Did Church fathers and Jesus see the Bible as metaphor?

by leavingwt 22 Replies latest jw friends

  • GLTirebiter
    GLTirebiter

    Seeing "the Bible" as a single work to be read literally is a fallacy, a fallacy that dilutes comprehension of the texts.

    It is an anthology of many works, written in different eras, using different styles for different audiences and purposes, in the cultural context of the time each book was written. It has literal histories, it has historical legends, it has theological and philosphical studies, it has morality tales.

    Some is literal, some is metaphoric, some is philospohical. "All scripture is instructive," but only when read with the literary and cultural context in mind.

  • Borgia
    Borgia

    LWT wrote quoting:

    " So the people of this time will be punished for the murder of all the prophets killed since the creation of the world, from the murder of Abel to the murder of Zechariah, who was killed between the altar and the holy place” (Luke 11:50-51).”

    Unquote.

    In and of itself, this statement is somewhat peculiar . Abel, lived well before the flood (an event also mentioned by celebrated Jesus) Why would a just God, who allegedly institued the law: that a son should not be punished for the sins of the father, require Jesus's generation to suffer for murder perpetuated in the past before they were born and had not even remotely any part in it?

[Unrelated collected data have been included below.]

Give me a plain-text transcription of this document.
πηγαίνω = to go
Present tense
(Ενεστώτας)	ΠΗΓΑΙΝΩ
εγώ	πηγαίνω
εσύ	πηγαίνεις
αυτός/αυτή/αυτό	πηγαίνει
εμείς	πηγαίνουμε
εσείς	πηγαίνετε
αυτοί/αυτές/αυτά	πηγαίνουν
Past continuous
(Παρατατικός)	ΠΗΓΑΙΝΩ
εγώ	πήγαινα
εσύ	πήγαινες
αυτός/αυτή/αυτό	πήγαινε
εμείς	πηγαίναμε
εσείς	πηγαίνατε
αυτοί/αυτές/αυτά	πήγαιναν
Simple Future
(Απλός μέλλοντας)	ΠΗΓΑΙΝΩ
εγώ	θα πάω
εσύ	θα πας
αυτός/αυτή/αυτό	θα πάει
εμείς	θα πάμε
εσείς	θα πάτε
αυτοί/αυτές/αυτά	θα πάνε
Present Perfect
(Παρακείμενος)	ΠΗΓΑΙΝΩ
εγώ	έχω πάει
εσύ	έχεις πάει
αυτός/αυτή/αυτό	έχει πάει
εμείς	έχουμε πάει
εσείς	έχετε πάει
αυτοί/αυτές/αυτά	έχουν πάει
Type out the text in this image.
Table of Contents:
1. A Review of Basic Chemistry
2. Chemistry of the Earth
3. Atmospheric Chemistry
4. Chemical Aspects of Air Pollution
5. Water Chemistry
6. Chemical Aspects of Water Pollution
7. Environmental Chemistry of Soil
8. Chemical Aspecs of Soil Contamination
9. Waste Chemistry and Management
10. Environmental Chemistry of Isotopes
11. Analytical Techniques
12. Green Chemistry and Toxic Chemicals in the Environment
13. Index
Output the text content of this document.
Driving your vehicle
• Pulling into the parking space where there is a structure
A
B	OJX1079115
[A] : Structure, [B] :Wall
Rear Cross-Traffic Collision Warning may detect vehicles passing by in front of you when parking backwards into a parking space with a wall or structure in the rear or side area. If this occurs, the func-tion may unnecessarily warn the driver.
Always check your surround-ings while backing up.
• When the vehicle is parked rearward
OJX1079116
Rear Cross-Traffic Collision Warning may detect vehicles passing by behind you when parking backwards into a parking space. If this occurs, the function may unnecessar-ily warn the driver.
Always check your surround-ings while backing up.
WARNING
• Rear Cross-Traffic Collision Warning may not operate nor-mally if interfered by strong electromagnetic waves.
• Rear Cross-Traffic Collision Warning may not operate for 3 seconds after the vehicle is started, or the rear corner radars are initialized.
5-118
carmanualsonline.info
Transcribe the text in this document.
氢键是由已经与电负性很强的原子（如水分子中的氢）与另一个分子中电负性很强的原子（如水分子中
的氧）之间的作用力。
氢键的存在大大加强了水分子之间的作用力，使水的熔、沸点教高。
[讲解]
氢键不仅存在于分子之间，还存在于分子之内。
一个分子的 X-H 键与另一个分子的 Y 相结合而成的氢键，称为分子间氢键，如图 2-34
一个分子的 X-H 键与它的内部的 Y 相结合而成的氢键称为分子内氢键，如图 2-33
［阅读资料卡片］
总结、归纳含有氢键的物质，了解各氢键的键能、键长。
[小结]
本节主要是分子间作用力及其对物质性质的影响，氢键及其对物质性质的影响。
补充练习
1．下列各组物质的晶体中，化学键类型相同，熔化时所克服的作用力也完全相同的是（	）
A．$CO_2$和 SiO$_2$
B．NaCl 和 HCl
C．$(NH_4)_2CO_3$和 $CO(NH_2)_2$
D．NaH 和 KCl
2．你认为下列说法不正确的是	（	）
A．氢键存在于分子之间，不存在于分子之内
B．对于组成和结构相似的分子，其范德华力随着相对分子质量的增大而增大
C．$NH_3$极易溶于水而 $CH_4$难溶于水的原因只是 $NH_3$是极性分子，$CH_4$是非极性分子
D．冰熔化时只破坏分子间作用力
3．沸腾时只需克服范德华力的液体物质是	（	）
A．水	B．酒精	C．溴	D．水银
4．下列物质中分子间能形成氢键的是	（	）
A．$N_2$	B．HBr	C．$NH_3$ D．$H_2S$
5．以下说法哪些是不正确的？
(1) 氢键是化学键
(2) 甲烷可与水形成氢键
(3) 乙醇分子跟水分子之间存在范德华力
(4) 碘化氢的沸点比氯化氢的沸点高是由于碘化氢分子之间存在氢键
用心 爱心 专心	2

    The statement itself contradicts the Mosaic law. So, since we can't have contradictions, and Jesus is the fulfillment of the law, it cannot be taken literally but allegorically. Jesus as the embodiement, the final emandation of all the prophets, to be killed and the retribution would be required of that generation committing such deads.

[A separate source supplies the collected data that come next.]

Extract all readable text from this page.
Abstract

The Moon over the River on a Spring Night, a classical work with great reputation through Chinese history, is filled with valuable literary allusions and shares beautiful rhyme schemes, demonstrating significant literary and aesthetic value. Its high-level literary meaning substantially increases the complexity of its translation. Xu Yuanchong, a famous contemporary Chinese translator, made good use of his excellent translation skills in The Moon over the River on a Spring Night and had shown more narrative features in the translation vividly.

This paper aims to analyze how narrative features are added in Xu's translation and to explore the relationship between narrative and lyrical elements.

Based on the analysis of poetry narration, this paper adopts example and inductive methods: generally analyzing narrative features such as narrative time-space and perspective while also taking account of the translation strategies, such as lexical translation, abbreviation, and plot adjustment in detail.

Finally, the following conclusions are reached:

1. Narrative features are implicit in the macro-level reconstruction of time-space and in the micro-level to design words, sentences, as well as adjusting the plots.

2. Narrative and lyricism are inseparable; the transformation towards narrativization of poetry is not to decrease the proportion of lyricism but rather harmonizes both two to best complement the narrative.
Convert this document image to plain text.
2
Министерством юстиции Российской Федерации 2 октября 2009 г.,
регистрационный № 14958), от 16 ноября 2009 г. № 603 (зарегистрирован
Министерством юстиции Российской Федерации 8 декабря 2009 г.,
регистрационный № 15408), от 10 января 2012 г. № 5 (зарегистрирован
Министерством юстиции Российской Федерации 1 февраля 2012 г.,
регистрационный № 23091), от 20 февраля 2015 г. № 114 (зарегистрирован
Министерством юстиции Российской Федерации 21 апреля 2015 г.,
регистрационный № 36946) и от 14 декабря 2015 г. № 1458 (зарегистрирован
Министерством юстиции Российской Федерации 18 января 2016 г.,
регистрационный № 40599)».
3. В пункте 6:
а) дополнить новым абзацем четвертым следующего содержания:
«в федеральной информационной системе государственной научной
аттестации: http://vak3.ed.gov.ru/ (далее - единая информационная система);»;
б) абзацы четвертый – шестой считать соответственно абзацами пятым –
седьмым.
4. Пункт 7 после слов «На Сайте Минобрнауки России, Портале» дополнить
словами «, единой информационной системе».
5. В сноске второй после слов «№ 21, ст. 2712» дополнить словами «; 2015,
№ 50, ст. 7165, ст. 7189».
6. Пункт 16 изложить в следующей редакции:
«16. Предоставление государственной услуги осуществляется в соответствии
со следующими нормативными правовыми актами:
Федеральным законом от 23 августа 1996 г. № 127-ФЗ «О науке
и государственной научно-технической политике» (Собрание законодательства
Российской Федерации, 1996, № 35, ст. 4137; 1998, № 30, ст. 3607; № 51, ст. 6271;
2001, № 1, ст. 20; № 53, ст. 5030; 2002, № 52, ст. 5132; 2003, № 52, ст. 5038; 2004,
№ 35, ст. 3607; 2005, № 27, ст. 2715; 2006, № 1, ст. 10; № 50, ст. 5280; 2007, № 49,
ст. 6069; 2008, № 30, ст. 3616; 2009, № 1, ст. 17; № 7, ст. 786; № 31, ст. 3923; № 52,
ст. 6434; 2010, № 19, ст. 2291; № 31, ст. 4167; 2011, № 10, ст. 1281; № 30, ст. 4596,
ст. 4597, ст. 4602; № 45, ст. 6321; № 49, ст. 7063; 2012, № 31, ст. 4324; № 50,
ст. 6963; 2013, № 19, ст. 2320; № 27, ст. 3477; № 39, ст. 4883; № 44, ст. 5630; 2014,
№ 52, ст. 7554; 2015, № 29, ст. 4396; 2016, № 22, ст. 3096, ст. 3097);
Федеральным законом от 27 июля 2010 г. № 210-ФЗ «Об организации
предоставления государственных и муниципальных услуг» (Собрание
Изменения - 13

    So, my take on it is: the statement cannot be used to support an historical Abel.

    And really, I have no problem calling the devisors of the gospels cavelier as to Jesus's alleged historical perception, not even going into the issue of Jesus own historicity.

    Cheers

    Borgia

  • WTWizard
    WTWizard

    I believe Jesus would have seen most of the Bible as symbolic. However, it was at least 40 years before anyone wrote it down, and anything could easily have corrupted their memory. Including Paul, who is the father of Christi-SCAM-ity (like it or not). Including their own memories of life itself.

    Then, by the time the Catholic church finally finalized the LIE-ble, they had the opportunity to further corrupt it to fit their own nefarious agenda. The Protestants, some of whom may well have been sincere in fixing the errors, more likely only made an even bigger mess instead of fixing the one that the Catholics (and Paul) made.

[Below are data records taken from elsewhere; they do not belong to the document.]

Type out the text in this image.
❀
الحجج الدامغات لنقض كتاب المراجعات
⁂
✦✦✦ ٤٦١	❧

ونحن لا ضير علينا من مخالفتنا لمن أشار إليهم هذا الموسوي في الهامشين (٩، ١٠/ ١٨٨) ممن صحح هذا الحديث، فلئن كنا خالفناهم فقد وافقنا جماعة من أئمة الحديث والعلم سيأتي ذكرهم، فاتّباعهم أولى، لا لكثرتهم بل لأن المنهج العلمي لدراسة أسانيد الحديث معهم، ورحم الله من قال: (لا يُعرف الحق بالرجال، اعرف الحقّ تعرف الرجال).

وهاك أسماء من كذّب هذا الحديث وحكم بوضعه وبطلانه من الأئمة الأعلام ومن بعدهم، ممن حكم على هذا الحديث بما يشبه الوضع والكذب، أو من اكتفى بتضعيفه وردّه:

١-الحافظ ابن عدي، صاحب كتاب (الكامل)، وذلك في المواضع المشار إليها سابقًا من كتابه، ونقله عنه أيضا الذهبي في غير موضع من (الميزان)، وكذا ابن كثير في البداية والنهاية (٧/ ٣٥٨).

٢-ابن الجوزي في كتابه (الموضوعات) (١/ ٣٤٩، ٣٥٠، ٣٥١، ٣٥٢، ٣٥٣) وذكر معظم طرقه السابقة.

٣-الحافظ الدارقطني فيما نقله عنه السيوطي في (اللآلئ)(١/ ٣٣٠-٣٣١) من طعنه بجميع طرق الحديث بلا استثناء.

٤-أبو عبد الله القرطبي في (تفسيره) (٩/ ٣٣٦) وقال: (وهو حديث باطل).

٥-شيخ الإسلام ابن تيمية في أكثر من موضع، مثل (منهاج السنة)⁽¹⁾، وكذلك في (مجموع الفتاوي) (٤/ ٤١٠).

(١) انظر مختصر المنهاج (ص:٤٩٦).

    As Jesus was an apostate Jew, he had to have known that much of what was written in the LIE-ble was fictitious. He did his best to expose, not only the fictions in those accounts, but the corruption that was ongoing in his day. Just as Satan did his utmost to free us from Jehovah, Jesus did what little he could to free us from what was in that fable book so well known as the Bible. Jesus knew what parts of the Bible were simply corrupt, and did what he could to fix them (only to have Paul, and later the Catholic church, corrupt his own sayings and make an even bigger mess out of it).